Cada 25 de enero, la Iglesia Católica celebra el milagro de la conversión de San Pablo, Apóstol del Señor, a quien también llamamos “apóstol de los gentiles” o “apóstol de las naciones” porque recibió directamente de Cristo resucitado la misión de anunciar el Evangelio a todas las naciones. San Pablo, al lado de San Pedro, ejerció un papel decisivo en la conformación de la naciente Iglesia de Jesucristo.

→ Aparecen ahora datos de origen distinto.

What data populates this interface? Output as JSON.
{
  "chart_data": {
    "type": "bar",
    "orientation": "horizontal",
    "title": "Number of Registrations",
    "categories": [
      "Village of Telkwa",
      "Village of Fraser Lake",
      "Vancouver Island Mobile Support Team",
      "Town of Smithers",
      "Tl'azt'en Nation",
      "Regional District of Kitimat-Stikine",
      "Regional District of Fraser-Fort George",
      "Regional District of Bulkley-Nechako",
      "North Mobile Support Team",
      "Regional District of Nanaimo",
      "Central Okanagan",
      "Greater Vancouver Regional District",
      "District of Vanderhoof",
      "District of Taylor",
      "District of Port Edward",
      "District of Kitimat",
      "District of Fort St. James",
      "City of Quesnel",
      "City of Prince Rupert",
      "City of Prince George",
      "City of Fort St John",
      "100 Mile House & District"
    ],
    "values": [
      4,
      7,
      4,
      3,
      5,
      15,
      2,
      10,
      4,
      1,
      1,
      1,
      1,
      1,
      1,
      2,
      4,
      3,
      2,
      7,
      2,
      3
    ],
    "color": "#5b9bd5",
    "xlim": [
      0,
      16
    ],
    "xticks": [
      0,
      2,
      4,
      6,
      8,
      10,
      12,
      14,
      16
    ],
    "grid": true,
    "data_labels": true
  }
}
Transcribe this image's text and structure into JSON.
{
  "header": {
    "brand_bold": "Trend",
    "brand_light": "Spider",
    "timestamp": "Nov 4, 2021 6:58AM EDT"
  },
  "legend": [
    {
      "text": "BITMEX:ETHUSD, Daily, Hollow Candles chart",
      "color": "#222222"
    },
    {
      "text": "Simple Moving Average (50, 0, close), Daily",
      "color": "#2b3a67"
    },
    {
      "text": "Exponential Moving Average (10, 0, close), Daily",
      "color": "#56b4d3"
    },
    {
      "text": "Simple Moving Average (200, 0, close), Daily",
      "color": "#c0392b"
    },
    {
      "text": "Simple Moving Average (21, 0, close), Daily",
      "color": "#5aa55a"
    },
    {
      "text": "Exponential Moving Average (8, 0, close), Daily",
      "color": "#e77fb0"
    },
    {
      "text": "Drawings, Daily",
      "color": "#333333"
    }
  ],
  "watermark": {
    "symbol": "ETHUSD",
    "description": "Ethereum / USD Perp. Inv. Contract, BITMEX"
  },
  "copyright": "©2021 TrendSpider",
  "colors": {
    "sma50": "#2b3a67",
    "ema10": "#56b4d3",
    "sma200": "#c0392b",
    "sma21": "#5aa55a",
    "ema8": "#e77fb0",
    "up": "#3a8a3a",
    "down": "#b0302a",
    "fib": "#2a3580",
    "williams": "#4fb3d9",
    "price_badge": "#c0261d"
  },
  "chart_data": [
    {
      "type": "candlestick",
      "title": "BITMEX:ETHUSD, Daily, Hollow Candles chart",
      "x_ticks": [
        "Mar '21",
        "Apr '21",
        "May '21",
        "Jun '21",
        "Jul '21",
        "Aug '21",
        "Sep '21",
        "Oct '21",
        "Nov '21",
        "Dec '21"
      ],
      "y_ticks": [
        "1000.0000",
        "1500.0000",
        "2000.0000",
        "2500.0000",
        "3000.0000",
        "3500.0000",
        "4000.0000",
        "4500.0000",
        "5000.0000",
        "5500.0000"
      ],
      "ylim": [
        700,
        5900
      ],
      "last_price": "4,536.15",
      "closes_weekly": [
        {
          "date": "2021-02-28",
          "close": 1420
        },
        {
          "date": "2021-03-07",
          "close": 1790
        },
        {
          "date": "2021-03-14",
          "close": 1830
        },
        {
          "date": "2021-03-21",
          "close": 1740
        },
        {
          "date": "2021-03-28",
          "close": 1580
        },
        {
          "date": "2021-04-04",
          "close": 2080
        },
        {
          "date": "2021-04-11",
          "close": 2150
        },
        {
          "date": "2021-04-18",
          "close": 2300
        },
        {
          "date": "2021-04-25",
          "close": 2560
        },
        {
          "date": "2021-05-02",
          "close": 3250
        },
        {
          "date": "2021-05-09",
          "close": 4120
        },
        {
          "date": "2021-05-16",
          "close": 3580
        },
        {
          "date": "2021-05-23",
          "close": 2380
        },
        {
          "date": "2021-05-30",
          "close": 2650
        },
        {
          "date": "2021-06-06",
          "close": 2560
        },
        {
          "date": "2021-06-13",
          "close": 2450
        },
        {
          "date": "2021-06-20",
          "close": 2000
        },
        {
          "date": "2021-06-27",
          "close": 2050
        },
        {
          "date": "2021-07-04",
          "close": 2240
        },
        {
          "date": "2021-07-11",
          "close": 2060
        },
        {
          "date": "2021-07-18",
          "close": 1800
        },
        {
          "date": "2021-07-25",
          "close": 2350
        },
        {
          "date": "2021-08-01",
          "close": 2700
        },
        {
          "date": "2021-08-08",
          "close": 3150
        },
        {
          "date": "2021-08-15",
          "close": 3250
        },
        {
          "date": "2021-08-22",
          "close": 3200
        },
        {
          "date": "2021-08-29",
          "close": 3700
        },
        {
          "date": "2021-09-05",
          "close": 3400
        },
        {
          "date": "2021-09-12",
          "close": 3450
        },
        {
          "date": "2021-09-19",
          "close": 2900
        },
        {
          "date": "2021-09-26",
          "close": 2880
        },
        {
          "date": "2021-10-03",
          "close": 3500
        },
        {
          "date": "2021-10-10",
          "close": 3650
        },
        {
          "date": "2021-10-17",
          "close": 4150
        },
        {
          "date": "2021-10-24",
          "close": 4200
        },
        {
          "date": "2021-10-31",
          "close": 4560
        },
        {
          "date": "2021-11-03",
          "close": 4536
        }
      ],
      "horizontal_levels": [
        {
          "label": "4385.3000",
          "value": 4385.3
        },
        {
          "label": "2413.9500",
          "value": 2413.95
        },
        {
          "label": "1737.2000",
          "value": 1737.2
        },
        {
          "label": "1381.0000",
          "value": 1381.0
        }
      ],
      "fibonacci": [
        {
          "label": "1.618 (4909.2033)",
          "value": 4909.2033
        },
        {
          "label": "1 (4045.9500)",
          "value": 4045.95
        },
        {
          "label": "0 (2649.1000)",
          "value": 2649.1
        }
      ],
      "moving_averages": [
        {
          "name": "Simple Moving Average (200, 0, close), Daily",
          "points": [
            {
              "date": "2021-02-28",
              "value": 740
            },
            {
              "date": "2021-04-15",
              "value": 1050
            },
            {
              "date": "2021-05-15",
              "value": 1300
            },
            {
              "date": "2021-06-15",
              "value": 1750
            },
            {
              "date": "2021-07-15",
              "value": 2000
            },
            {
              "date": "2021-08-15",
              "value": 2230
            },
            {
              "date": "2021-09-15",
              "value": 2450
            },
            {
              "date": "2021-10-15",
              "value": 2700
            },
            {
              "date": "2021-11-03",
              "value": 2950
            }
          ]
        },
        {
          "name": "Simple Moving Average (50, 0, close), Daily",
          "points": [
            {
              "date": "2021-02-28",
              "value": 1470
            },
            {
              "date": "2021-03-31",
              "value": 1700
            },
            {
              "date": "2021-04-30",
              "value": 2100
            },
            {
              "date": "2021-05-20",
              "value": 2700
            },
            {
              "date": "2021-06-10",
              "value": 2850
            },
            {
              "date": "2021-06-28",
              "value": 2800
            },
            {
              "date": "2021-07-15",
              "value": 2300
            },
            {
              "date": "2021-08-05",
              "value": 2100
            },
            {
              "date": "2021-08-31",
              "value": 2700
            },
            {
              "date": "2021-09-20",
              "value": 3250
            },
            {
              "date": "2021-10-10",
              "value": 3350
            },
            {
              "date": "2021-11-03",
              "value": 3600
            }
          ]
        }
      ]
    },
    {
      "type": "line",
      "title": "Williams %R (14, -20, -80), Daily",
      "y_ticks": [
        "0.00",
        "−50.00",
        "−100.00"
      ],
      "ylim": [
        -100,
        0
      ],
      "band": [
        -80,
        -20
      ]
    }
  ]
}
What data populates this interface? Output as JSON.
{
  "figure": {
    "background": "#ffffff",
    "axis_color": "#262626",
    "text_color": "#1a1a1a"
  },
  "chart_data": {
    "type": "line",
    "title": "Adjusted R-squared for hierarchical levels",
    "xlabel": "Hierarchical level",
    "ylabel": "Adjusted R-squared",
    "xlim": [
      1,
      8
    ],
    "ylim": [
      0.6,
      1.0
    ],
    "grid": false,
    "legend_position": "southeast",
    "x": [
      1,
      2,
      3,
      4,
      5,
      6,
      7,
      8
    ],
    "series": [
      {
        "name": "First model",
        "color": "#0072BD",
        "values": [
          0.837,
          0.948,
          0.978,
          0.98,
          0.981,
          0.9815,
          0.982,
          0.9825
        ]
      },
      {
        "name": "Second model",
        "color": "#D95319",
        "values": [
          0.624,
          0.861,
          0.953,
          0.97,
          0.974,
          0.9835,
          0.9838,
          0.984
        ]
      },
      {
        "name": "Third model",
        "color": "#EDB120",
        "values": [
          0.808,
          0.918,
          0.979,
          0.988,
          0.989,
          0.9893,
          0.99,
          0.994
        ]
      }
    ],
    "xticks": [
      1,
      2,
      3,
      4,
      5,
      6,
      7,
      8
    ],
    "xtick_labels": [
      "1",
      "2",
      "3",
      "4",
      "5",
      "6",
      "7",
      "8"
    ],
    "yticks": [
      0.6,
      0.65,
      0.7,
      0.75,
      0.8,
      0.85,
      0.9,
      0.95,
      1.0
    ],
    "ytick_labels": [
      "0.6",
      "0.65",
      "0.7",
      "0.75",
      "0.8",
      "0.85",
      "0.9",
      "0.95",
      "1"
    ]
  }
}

Pablo, de origen judío, había sido un fiero perseguidor de cristianos. Su celo por la conservación de la Ley judía lo había convertido en enemigo de todo aquel que se proclamase discípulo del Señor. Para él Jesús había sido un impostor, alguien que se proclamó hijo de Dios y mesías sin serlo, postura que, en palabras del Papa Benedicto XVI, evidenciaba “su realidad interior, su ceguera respecto de la verdad, de la luz que es Cristo”.
Será «su "sí" definitivo a Cristo en el bautismo [el que] abre de nuevo sus ojos, y lo hace ver realmente».
“…Y cayó a tierra” (Hch 9, 4)
Cuando se encontraba camino de Damasco, Dios intervino haciéndolo caer del caballo que montaba, iniciándose una de las historias de conversión y posterior entrega más hermosas que existen.
De acuerdo a los Hechos de los Apóstoles, Saulo -nombre judío de San Pablo- fue derribado del caballo que montaba por el mismo Jesús resucitado, quien se reveló a través de una fuerte luz proveniente del cielo, desde la que le habló: “Saulo, Saulo, ¿por qué me persigues?” A lo que él contestó: “¿Quién eres, Señor?”. La voz le dijo: “Yo soy Jesús, a quien tú persigues”. El destello fue tal que Saulo quedó ciego por tres días, permaneciendo en casa de un conocido, sin comer ni beber.